After such admonition he would say no more to me. But this tame nursery business was assuredly gall to him. For though utterly a man in countenance and in his self-possession and incapacity to be put at a loss, he was still boyishly proud of his wild calling, and wore his leather straps and jingled his spurs with obvious pleasure. His tiger limberness and his beauty were rich with unabated youth; and that force which lurked beneath his surface must often have curbed his intolerance of me. In spite of what I knew must be his opinion of me, the tenderfoot, my liking for him grew, and I found his silent company more and more agreeable. That he had spells of talking, I had already learned at Medicine Bow. But his present taciturnity might almost have effaced this impression, had I not happened to pass by the bunk-house one evening after dark, when Honey Wiggin and the rest of the cow-boys were gathered inside it.
That afternoon the Virginian and I had gone duck shooting. We had found several in a beaver dam, and I had killed two as they sat close together; but they floated against the breastwork of sticks out in the water some four feet deep, where the escaping current might carry them down the stream. The Judge's red setter had not accompanied us, because she was expecting a family.
“We don't want her along anyways,” the cow-puncher had explained to me. “She runs around mighty irresponsible, and she'll stand a prairie-dog 'bout as often as she'll stand a bird.
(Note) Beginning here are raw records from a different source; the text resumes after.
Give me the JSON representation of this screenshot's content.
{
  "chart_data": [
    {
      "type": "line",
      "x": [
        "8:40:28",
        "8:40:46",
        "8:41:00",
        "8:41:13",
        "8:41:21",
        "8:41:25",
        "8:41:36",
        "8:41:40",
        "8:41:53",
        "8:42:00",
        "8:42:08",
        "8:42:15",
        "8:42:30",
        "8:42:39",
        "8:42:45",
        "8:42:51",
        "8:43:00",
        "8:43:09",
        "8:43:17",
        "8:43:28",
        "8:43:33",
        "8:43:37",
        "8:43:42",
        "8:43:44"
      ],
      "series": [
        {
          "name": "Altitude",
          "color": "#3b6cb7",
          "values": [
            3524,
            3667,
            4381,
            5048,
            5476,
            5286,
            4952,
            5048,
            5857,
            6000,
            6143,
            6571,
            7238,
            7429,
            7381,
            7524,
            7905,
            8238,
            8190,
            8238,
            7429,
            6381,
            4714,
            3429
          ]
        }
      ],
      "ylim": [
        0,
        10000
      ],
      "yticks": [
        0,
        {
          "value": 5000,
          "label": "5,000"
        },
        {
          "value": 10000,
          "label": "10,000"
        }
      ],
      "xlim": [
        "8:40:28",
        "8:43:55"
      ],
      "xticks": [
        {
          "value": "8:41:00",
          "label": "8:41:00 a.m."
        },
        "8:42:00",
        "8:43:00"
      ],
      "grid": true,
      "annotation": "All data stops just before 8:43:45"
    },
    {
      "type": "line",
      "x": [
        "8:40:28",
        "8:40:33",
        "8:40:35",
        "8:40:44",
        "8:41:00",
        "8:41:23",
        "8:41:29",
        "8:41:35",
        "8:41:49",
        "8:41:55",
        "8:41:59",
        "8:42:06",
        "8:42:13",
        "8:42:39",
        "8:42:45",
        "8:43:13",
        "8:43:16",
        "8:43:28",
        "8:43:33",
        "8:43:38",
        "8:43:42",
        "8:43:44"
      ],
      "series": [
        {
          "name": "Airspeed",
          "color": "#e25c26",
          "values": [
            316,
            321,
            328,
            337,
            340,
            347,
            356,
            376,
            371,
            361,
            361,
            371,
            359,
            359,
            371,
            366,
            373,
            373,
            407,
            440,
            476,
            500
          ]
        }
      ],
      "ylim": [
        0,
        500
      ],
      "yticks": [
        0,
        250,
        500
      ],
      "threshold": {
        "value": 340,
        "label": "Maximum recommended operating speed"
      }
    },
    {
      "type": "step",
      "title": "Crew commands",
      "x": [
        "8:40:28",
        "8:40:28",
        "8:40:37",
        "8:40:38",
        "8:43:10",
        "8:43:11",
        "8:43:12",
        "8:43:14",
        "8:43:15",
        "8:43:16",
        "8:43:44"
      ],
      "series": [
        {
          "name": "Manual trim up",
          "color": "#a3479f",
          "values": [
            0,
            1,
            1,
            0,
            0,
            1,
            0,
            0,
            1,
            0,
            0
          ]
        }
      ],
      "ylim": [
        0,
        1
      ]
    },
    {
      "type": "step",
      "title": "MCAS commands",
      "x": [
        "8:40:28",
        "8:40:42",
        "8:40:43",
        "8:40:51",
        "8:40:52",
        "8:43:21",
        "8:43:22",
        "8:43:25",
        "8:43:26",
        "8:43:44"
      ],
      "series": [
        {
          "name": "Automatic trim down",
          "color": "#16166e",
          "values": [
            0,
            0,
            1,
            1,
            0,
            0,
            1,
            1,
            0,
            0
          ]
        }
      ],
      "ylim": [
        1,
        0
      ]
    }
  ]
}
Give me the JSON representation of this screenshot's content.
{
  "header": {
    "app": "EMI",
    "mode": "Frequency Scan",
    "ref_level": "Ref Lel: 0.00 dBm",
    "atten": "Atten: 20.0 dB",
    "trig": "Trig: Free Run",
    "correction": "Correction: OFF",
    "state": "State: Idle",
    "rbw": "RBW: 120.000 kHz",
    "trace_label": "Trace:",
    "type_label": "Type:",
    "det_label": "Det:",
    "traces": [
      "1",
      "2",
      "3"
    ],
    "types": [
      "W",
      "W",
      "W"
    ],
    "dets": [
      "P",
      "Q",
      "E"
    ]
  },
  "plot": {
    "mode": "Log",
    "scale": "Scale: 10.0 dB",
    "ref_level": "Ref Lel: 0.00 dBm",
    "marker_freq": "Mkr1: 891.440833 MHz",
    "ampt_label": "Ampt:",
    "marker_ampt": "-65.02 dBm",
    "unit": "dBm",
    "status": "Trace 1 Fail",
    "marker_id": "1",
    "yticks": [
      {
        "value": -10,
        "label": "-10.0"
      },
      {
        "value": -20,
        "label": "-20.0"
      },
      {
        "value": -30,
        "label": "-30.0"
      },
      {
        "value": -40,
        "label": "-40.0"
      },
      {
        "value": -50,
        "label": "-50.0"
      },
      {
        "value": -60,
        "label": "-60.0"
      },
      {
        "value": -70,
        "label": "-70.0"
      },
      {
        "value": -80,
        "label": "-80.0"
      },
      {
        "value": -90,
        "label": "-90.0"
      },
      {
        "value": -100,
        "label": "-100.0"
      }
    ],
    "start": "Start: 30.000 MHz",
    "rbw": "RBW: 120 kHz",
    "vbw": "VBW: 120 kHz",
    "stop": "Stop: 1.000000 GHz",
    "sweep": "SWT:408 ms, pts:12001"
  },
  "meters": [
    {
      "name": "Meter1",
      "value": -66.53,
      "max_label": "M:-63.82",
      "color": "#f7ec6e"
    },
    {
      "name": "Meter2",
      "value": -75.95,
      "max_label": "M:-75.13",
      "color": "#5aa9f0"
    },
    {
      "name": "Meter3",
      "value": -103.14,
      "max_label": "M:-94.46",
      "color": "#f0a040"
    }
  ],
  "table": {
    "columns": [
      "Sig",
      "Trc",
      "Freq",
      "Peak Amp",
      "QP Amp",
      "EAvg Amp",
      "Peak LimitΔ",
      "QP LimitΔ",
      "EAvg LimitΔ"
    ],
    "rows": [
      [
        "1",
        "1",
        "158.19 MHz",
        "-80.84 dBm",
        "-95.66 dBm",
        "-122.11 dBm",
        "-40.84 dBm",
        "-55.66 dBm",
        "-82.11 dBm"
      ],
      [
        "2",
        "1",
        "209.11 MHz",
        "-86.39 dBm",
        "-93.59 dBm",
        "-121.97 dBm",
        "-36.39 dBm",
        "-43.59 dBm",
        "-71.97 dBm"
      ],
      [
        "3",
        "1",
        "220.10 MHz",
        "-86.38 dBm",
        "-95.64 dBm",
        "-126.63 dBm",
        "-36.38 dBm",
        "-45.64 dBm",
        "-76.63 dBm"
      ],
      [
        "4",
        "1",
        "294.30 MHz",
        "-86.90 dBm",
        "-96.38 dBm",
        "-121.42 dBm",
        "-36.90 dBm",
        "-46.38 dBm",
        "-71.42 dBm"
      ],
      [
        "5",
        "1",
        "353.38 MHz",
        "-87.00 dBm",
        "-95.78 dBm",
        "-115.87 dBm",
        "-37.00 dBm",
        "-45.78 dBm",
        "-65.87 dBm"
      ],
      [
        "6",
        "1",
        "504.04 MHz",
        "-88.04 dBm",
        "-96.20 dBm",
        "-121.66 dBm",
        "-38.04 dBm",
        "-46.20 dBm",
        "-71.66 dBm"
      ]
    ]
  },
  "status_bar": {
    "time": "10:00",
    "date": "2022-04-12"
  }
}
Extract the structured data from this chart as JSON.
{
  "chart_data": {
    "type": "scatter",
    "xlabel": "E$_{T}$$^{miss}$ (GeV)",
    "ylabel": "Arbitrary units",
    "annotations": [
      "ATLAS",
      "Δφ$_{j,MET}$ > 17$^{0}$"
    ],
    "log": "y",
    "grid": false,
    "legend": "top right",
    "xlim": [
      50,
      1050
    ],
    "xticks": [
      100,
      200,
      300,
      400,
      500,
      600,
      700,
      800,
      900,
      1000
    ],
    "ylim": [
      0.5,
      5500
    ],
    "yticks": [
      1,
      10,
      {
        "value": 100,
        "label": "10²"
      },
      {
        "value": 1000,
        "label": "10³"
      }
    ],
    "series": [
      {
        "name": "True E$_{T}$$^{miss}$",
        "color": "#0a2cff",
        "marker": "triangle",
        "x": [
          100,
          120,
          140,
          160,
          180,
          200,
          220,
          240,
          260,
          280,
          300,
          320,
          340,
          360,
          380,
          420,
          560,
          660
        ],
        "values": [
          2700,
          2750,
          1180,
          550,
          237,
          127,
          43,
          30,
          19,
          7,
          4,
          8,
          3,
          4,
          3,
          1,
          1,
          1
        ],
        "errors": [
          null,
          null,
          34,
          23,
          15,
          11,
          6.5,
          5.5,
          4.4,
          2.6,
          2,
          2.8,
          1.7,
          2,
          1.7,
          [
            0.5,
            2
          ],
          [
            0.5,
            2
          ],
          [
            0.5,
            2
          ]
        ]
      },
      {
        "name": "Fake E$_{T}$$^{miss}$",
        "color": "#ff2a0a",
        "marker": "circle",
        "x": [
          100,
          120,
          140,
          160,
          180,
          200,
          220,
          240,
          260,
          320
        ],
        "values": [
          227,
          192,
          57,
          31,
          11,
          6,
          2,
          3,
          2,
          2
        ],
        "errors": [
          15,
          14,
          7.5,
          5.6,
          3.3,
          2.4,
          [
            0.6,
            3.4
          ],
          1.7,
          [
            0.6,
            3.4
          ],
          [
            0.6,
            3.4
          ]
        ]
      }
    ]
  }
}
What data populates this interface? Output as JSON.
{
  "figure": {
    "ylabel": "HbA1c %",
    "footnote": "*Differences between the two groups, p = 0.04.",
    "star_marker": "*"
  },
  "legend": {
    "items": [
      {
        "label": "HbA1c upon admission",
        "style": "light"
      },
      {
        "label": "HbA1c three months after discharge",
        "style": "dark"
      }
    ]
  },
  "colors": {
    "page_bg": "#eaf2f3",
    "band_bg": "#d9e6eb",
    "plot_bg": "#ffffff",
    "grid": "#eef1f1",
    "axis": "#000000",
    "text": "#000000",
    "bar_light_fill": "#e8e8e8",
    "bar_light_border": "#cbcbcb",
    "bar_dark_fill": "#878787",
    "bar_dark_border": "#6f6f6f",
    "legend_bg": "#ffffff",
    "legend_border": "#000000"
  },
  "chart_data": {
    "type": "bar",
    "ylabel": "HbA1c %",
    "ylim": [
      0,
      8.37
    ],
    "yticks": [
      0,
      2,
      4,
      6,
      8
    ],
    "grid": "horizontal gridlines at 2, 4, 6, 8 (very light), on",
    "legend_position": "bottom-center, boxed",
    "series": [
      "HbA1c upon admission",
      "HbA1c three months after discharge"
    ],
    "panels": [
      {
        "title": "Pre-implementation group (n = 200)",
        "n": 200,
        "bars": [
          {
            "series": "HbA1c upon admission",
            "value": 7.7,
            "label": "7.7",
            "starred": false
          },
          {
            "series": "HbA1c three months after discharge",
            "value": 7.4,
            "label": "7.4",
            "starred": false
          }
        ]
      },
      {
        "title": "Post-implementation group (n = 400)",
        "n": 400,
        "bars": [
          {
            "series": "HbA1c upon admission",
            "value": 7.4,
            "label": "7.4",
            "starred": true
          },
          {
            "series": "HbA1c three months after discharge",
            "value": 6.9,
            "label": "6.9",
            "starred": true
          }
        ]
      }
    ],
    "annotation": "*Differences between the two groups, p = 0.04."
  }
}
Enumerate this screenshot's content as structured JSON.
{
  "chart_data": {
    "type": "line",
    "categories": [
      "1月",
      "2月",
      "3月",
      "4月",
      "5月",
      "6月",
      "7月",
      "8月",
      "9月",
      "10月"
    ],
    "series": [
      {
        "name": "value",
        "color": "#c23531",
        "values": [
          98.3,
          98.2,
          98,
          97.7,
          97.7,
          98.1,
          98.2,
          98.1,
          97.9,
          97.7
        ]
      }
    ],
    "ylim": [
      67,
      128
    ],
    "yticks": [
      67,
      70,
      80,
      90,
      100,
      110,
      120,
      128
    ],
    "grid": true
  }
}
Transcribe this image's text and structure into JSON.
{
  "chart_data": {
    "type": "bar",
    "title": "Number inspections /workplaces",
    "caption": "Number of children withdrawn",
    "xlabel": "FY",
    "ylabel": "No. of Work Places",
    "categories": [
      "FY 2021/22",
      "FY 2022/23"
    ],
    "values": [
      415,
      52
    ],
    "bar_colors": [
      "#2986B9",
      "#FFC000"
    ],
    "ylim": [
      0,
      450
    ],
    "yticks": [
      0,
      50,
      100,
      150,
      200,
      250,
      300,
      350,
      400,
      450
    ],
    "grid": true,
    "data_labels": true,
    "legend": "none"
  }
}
She's a triflin' animal.”
My anxiety to own the ducks caused me to pitch into the water with all my clothes on, and subsequently crawl out a slippery, triumphant, weltering heap. The Virginian's serious eyes had rested upon this spectacle of mud; but he expressed nothing, as usual.
“They ain't overly good eatin',” he observed, tying the birds to his saddle. “They're divers.”
“Divers!” I exclaimed. “Why didn't they dive?”
“I reckon they was young ones and hadn't experience.”
“Well,” I said, crestfallen, but attempting to be humorous, “I did the diving myself.”
But the Virginian made no comment. He handed me my double-barrelled English gun, which I was about to leave deserted on the ground behind me, and we rode home in our usual silence, the mean little white-breasted, sharp-billed divers dangling from his saddle.
It was in the bunk-house that he took his revenge. As I passed I heard his gentle voice silently achieving some narrative to an attentive audience, and just as I came by the open window where he sat on his bed in shirt and drawers, his back to me, I heard his concluding words, “And the hat on his haid was the one mark showed yu' he weren't a snappin'-turtle.”